Totempole was never hidden or secret, never banned in Boston.The Dutton hardcover was followed by a mass-market Signet paperback that went through several printings, and in 1984 the book was republished by North Point Press, an imprint of Farrar Straus & Giroux. It was widely reviewed. Still somehow it flew under the fame radar. Novelist Peter Cameron begins his afterword by asking, “How could it be that I never heard of Sanford Friedman’s amazing novel Totempole? … that I, a gay man of a certain age, who spent the first half my life covertly reading any novel that was rumored to have something – anything – to do with homosexuality … how is it possible that until very recently Totempole had entirely escaped my attention?”

Perhaps it was viewed as a specialized book with a limited audience, like a western or a book about dogs – a book for “those people.” It probably would not have been Hollywood material, nor can one imagine a high-profile book tour or series of appearances on television or radio. A lot of people would have wanted to screw up their faces and look away. In the New York Times Book Review, reviewer Webster Schott wrote, “The explicit homosexual novel can now be published in the United States. What has freedom wrought?” The book itself he dismisses as “a maudlin hash…a pretty good report on genteel deviant behavior.”
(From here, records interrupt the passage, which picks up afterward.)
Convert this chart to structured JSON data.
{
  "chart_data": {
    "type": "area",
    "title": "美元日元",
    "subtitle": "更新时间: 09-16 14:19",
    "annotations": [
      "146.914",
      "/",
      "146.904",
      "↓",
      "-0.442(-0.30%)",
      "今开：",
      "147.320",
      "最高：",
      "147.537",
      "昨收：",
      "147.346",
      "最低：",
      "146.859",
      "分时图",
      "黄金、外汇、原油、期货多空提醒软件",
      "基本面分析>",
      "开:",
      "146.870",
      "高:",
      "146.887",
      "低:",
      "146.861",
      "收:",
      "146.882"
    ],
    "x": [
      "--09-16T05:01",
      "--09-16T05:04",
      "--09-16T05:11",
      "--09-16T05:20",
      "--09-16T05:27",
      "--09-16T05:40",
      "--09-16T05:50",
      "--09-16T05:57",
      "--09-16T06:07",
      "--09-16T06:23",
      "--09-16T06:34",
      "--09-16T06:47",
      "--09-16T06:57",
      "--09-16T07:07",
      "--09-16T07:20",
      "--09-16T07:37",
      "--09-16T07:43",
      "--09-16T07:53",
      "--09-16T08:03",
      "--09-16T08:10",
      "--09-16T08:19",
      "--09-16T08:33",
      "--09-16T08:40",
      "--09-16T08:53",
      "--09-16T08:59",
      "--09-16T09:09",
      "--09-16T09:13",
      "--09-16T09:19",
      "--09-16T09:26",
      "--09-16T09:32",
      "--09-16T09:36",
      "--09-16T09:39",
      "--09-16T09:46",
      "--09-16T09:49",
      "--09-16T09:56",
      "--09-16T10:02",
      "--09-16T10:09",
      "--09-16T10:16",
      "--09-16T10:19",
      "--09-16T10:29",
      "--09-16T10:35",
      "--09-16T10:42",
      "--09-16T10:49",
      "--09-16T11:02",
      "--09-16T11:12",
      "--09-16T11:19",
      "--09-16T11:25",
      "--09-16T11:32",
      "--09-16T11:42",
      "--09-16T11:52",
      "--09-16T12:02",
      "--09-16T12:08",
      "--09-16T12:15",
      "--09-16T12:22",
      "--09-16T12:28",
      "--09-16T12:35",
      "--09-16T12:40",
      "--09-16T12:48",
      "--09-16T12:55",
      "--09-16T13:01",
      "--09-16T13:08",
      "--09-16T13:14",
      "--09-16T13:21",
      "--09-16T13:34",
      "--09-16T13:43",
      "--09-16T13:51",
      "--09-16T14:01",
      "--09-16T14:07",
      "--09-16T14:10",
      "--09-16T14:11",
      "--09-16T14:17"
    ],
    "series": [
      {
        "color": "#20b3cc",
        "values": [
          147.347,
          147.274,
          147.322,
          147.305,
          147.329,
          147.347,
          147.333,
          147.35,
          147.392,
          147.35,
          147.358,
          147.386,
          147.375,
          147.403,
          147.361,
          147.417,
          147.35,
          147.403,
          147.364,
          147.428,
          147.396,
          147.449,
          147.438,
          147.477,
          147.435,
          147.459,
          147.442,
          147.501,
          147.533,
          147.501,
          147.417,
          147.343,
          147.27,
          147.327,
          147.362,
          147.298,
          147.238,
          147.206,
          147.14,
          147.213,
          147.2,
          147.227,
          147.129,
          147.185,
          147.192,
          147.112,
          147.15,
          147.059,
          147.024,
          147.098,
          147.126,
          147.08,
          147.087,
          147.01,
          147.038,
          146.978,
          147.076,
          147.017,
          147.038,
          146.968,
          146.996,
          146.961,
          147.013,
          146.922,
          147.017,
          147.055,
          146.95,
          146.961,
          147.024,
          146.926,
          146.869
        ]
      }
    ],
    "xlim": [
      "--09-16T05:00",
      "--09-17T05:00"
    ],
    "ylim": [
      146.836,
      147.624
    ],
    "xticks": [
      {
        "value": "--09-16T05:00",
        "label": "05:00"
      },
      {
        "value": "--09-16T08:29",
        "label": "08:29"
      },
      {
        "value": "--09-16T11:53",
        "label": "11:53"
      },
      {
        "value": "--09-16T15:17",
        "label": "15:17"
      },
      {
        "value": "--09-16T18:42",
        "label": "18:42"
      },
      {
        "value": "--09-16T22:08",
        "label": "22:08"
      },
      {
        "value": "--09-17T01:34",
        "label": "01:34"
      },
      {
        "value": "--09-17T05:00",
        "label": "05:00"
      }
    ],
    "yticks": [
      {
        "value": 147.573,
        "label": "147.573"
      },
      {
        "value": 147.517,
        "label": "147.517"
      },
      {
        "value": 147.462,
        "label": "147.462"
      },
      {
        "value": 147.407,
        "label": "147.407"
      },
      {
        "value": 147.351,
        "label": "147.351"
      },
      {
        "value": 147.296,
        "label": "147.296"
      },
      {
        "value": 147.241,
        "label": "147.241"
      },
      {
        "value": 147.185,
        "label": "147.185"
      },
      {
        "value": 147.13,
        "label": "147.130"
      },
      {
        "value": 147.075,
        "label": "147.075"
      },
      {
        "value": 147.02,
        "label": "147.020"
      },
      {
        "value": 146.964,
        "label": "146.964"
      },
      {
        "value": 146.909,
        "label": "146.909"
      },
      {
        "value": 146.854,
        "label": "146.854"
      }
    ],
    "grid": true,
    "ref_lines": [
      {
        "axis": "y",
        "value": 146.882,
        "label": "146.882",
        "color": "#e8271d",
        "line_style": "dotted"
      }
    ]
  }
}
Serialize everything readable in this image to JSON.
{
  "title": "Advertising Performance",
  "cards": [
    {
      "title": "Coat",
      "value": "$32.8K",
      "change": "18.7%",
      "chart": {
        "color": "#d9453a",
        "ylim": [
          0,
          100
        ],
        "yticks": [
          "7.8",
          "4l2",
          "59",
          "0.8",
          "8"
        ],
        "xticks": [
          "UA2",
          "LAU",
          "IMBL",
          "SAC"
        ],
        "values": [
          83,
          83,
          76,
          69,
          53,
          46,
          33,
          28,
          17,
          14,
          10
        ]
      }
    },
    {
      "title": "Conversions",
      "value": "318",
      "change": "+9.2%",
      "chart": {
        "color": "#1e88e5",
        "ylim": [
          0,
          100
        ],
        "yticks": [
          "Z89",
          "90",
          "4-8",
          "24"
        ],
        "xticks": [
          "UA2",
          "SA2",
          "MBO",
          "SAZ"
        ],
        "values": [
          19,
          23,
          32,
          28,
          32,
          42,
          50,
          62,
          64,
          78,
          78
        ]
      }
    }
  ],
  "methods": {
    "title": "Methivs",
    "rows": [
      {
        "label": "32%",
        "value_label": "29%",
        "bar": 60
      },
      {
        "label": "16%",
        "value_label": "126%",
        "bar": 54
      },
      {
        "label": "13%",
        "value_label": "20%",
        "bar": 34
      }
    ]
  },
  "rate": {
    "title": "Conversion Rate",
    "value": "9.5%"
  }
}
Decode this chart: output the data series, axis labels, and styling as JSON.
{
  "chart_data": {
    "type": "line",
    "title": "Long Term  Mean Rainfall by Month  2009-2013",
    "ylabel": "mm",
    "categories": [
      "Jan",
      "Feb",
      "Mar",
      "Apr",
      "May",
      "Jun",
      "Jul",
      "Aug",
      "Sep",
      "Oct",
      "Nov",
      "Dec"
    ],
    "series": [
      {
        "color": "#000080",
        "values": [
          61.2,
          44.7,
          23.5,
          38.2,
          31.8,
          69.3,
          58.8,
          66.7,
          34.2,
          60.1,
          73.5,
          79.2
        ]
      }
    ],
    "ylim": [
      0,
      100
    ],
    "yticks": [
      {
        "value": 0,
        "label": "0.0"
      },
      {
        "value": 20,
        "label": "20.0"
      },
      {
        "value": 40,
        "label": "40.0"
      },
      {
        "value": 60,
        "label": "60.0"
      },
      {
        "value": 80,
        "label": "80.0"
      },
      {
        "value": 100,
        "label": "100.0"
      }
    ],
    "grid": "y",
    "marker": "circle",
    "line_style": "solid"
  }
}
Cameron’s afterword is thorough and perceptive. Possibly he is better equipped to assess and analyze the book than one who had “lived against” the author. Totempole is intense and richly readable, and to me its portrayal of middle-class Jewish life in the Depression, and of a family fairly exploding with internal tension, is no less compelling than the sexual theme. It is all about fear and longing, the impulse to draw apart, and the contrary need to “only connect” and survive as a realized human being.